In questo periodo erano diffusi vari giochi: le carte, i dadi, la "Zara", i giochi di sorte, che non avevano nulla in comune con il Lotto attuale.
Bartolomeo Pinelli, Interno di camera detto volgarmente botteghino,
Roma Calcografia Camerale 1831.
MILANO
Solo dal 1448 si ha notizia certa della diffusione, a Milano, delle cosiddette "borse di ventura", indicate da molti storici come il primo nucleo di quello che più tardi diverrà il vero Gioco del Lotto moderno.
Il gioco consisteva nell'assegnare sette "borse" contenenti, rispettivamente dalla prima alla settima, 300, 100, 75, 50, 30, 25, 20 ducati in contanti. Chiunque, pagando un ducato, aveva la possibilità di veder inserito in un recipiente di vimini un biglietto recante il proprio nome. Versando più ducati, si potevano avere più biglietti.

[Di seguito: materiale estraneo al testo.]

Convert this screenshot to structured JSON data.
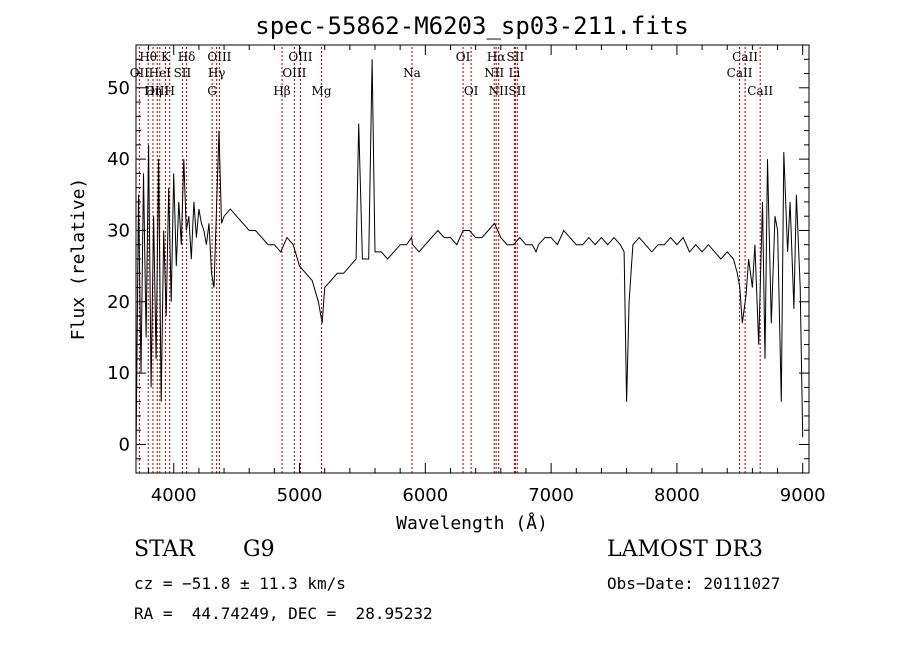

In piazza Sant'Ambrogio, in un secondo recipiente, venivano depositati altrettanti biglietti, sette dei quali recavano l'ammontare dei diversi premi mentre i restanti erano in bianco. Nominato uno dei presenti ad effettuare le operazioni, veniva estratto un biglietto dal recipiente contenente i nomi, e uno da quello dei premi: se al nome estratto risultava abbinato un biglietto bianco, non si vinceva nulla; se invece ne veniva estratto uno recante un premio, l'ammontare di questo veniva consegnato al vincitore alla presenza di tutti i giocatori.
Nel 1539 in Francia, sotto Francesco I, questa meccanica di gioco verrà ripresa con il nome "Blanque" (bianca).
FIRENZE
Nel 1530 a Firenze apparve per la prima volta la "imposta straordinaria". Dopo che si erano assegnate a ogni cittadino, in base alla ricchezza, delle polizze numerate e di ugual prezzo, si procedeva all'estrazione di alcuni premi rappresentati da oggetti di valore, case e poderi. In questo modo furono rimessi in circolazione beni confiscati per ragioni politiche.
Il gioco stava conquistando, in forme diverse, tutti i popoli d'Europa!